Authenticity Through Time
Authenticity in politics has become a leaden term, used so often it’s practically meaningless. Some use it as shorthand for describing a politician as young and cool. Others use it interchangeably with likeable. Its opposite, inauthentic, is unfortunately how many disguise their ageism or sexism in plain sight. Being called authentic, and actually being authentic (not always the same thing) is good politics–it’s how politicians say, “Look, I’m just like you! Vote for me.”
The digital age has changed the practice of demonstrating one’s authenticity, as it has given us instant access to our favorite politicians. Think about it. You probably know all about your favorite politician’s family, pets, favorite restaurant, and hobbies. Maybe you’ve even seen inside their home.
But though digital has given us unprecedented access to our candidates, authenticity is not a new concept in politics. From whistle-stop train tours to connect with the public to FDR’s innovative use of the radio for his fireside chats, skilled politicians have always used technology to their own benefit.
In a time when, “Americans were grappling with with a perceived sense of inauthenticity in politics,” presidential debates were televised, giving Americans a new level of access to their presidential candidates. The results of the first televised presidential debate, Kennedy v. Nixon, are legendary. Though the long-held belief that the winner of the debate depended on how the debate was consumed (TV v. radio) is just a myth, Kennedy’s use of television to display authenticity was still groundbreaking. He used the medium to show off his youth and good looks, and display a presidential air…even giving a documentary filmmaker close-up access to the campaign.

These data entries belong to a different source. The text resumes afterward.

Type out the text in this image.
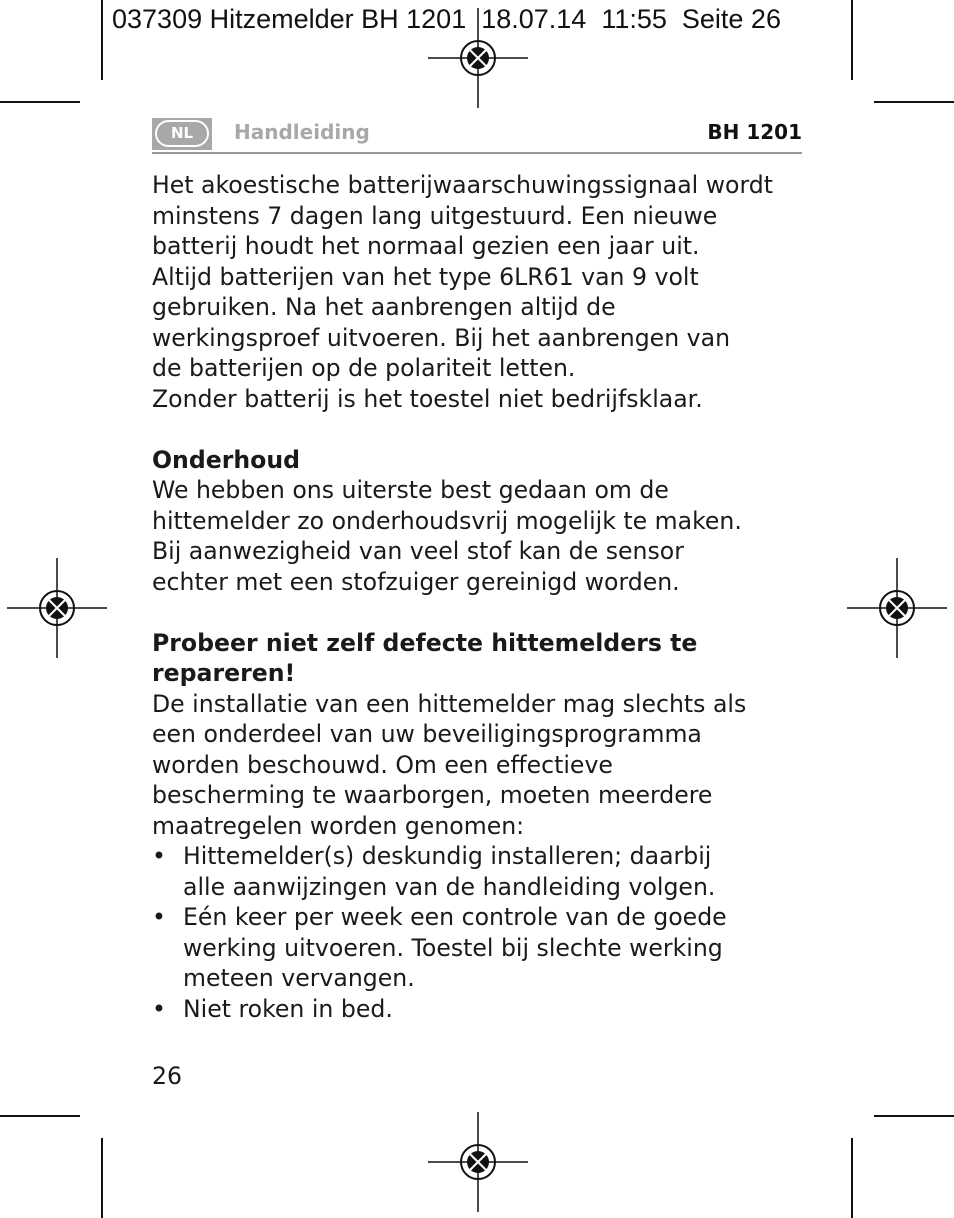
037309 Hitzemelder BH 1201  18.07.14  11:55  Seite 26
NL	Handleiding	BH 1201

Het akoestische batterijwaarschuwingssignaal wordt

minstens 7 dagen lang uitgestuurd. Een nieuwe

batterij houdt het normaal gezien een jaar uit.

Altijd batterijen van het type 6LR61 van 9 volt

gebruiken. Na het aanbrengen altijd de

werkingsproef uitvoeren. Bij het aanbrengen van

de batterijen op de polariteit letten.

Zonder batterij is het toestel niet bedrijfsklaar.

Onderhoud

We hebben ons uiterste best gedaan om de

hittemelder zo onderhoudsvrij mogelijk te maken.

Bij aanwezigheid van veel stof kan de sensor

echter met een stofzuiger gereinigd worden.

Probeer niet zelf defecte hittemelders te
repareren!

De installatie van een hittemelder mag slechts als

een onderdeel van uw beveiligingsprogramma

worden beschouwd. Om een effectieve

bescherming te waarborgen, moeten meerdere

maatregelen worden genomen:

• Hittemelder(s) deskundig installeren; daarbij
alle aanwijzingen van de handleiding volgen.
• Eén keer per week een controle van de goede
werking uitvoeren. Toestel bij slechte werking
meteen vervangen.
• Niet roken in bed.
26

Kennedy wasn’t the only candidate to use television to his benefit. When President George H.W. Bush came up against then-candidate Bill Clinton in their debate in ‘92, he checked his watch in the middle of an audience member asking him an emotional question, making him look cold and uninterested. It was a quick moment (probably subtle enough that folks in the audience missed it), yet it became a game changer for Bush once it was viewed by millions on TV. Clinton, true to form, turned it into a folksy moment, becoming a warm and empathetic foil to Bush.
Digital consumption overtook television consumption in 2013, but candidates were harnessing the power of digital long before that. Obama’s creative use of digital is well-known and made him the “first social media president” , but the media was calling Obama authentic before he was even elected President. Obama and John McCain were seen as authentic, especially compared to their respective opponents, Hillary Clinton and Mitt Romney. McCain, “tells it like it is,” says one pundit, and, “is not afraid to go up against popular positions or the Republican hierarchy…”. Obama, says the same pundit, “talks openly” about his struggles, but is confident and “good in his skin” . Obama’s unique voice and experiment with new digital platforms and technology helped him break through the noise and connect with voters in new ways.
Digital campaigning was fully utilized in the recent midterm elections. Beto’s skateboarding and road trips on Facebook Live, cinematic campaign ads like MJ Hegar’s, Jahana Hayes’s, and Amy McGrath’s, and stunning debate moments that went viral online from Andrew Gillum and Abigail Spanberger all demonstrate how to show authenticity in the digital age. These candidates didn’t force the moment or feign authenticity; instead, they harnessed the power of new technology to connect with voters in new ways.
As digital continues to evolve, we’ll continue to see candidates use cutting edge technology to connect with voters. No matter what, though, voter desire to see a candidate’s “true self” will always remain a key piece of modern campaigning.